The list of animals at risk, from the Arctic Pole to the Amazon to the coral reefs below the ocean, grows daily. A majority of the animals most at risk are endangered species, and they will soon be wiped out if something isn’t done about this situation urgently. They include species like the polar bear, elephants, giant pandas, orangutans, and monarch butterflies.
In addition, the melting of the Arctic packs, home to penguins and polar bears, and deforestation of the world’s most important ecosystems, such as the Amazon forest, has contributed significantly to the extinction and loss of habitat of many animal species.
To sum up, this issue can be lessened by using fewer fossil fuels and fewer emissions of greenhouse gases through the use of pure energy.
#8 Deforestation And Urban Sprawling
The human population threatens the rights of both domestic and wild animals more than we would like to admit. Environmental groups have forecasted that urban sprawling is devouring open spaces in rural and metropolitan areas so quickly that it could spell extinction for nearly 1000 species of animals.
Also, the more the population of humans gathered in a particular area, the more the animal use, abuse, displacement, and death rate.

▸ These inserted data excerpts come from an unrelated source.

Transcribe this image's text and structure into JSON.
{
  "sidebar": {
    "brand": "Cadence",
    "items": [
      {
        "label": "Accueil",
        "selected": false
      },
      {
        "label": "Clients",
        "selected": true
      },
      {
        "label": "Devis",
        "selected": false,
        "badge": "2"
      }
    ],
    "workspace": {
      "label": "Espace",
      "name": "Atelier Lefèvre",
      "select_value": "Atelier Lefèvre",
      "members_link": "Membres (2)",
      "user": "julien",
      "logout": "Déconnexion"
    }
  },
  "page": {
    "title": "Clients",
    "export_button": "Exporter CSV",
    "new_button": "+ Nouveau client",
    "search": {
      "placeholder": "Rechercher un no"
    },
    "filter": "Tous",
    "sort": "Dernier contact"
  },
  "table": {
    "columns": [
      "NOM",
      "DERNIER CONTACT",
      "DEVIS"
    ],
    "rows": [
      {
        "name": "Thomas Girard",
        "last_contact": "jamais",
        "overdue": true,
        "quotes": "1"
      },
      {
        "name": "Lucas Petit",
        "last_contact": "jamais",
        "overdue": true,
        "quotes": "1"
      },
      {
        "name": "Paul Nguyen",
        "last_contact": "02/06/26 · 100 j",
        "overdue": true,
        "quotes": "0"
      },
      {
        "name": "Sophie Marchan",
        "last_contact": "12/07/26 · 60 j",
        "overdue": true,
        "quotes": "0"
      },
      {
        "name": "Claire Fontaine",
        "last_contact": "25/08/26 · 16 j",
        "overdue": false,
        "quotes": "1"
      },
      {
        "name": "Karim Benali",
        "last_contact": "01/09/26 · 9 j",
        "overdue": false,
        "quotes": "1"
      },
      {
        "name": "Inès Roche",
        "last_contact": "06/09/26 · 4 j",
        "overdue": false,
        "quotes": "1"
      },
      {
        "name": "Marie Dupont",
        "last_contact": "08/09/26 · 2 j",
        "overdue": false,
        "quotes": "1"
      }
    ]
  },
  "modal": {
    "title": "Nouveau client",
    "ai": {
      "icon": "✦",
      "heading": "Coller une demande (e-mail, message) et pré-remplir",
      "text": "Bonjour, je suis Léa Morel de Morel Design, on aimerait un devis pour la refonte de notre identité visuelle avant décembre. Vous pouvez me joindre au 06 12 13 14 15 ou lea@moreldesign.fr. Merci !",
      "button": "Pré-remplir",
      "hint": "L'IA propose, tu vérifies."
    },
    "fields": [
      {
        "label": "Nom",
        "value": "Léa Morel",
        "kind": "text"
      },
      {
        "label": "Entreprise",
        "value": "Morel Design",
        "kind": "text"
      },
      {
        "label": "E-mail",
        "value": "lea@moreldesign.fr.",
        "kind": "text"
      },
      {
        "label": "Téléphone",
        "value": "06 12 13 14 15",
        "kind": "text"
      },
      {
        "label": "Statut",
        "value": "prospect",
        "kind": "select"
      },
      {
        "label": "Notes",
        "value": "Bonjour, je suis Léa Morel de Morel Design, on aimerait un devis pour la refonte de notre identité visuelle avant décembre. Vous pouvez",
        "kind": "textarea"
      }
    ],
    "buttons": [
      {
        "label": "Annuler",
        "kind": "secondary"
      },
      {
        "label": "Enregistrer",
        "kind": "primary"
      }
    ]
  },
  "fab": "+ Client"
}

The bottom line is a lot of these species are at risk of extinction due to urban sprawling [construction of homes, offices, roads, and farm fields], the leading cause of animal habitat destruction.

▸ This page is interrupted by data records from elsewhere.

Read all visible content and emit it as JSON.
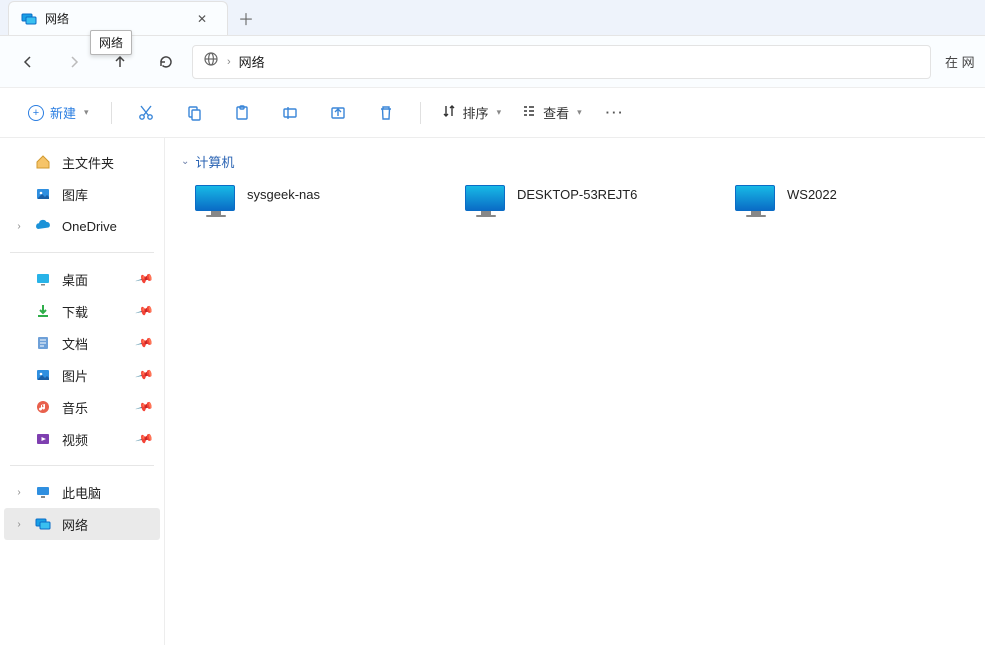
{
  "tab": {
    "title": "网络",
    "tooltip": "网络"
  },
  "address": {
    "crumb": "网络"
  },
  "search": {
    "hint": "在 网"
  },
  "toolbar": {
    "new_label": "新建",
    "sort_label": "排序",
    "view_label": "查看"
  },
  "sidebar": {
    "home": "主文件夹",
    "gallery": "图库",
    "onedrive": "OneDrive",
    "quick": [
      {
        "key": "desktop",
        "label": "桌面"
      },
      {
        "key": "downloads",
        "label": "下载"
      },
      {
        "key": "documents",
        "label": "文档"
      },
      {
        "key": "pictures",
        "label": "图片"
      },
      {
        "key": "music",
        "label": "音乐"
      },
      {
        "key": "videos",
        "label": "视频"
      }
    ],
    "this_pc": "此电脑",
    "network": "网络"
  },
  "group": {
    "header": "计算机"
  },
  "computers": [
    {
      "name": "sysgeek-nas"
    },
    {
      "name": "DESKTOP-53REJT6"
    },
    {
      "name": "WS2022"
    }
  ]
}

#9 Animal Sports and Entertainment
Animal sports entail legal activities like horse racing, greyhound racing, rodeos, and marine animal displays. And illegal activities like blood sports. Animals are often exploited for entertainment in these industries by being coerced to perform roles forced upon them. Sometimes under the threat of physical suffering if they don’t act as their owners wish. These animals are often treated as chattels. And where there is potential for profit to be made, animal abuse becomes more rampant.

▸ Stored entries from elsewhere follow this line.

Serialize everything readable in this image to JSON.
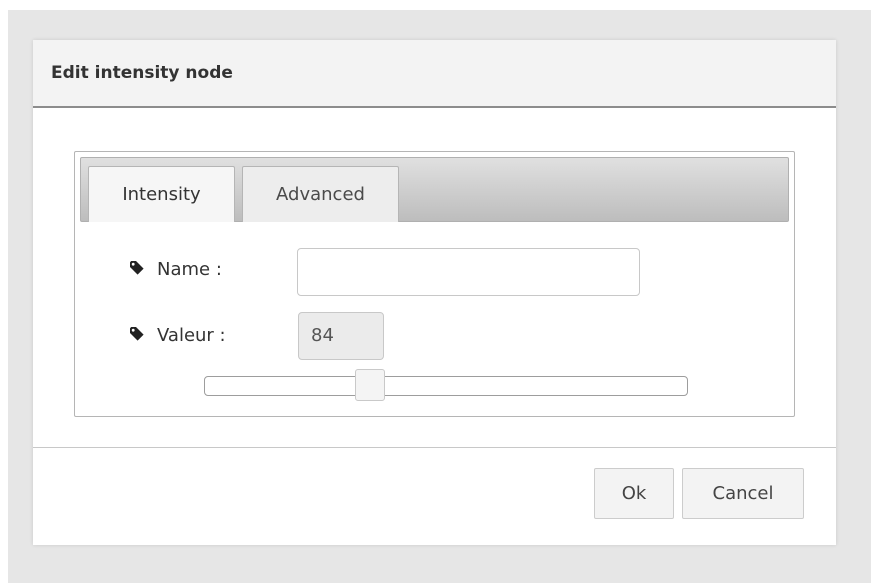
{
  "dialog": {
    "title": "Edit intensity node"
  },
  "tabs": [
    {
      "label": "Intensity",
      "active": true
    },
    {
      "label": "Advanced",
      "active": false
    }
  ],
  "fields": {
    "name": {
      "label": "Name :",
      "value": "",
      "icon": "tag-icon"
    },
    "valeur": {
      "label": "Valeur :",
      "value": "84",
      "icon": "tag-icon"
    }
  },
  "slider": {
    "value": 84
  },
  "buttons": {
    "ok": "Ok",
    "cancel": "Cancel"
  },
  "colors": {
    "backdrop": "#e6e6e6",
    "header_background": "#f3f3f3",
    "header_border": "#8c8c8c"
  }
}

Although public perception of these sports has been increasingly hostile, this hasn’t stopped these businesses from running and flourishing.
#10 The Property Status of Animals
Number 10 on the list of Animal Rights Violation Issues in The United States. Animals serve many purposes besides being seen as food or game, providing companionship and security, and guarding our households.
For instance, on the battlefield, dogs sniff out bombs and take bullets for their soldiers—and generally alert soldiers to impending danger, saving the lives of thousands of service members.
Most animal abuse stems from treating animals as human property for use in any form or manner, no matter how trivial, for human purposes. Indeed, animals can benefit from a change in this perception of them as property.
Furthermore, we could initiate this process by referring to these domestic companions as ‘companion animals’ instead of pets and their proprietors as ‘guardians’ instead of owners.
How You Can Help on Animal Rights Violation Issues in The United States
It can be daunting to take on the issues of animal rights and abuse. Several issues concerning animal rights are equivocal and evolutionary, with laws changing daily on a state and federal level. Suppose you’d like to support their cause.
In that case, you can choose a few issues you are most passionate about. Find activists who share your concerns, and try to influence legislation surrounding animal rights in your locality.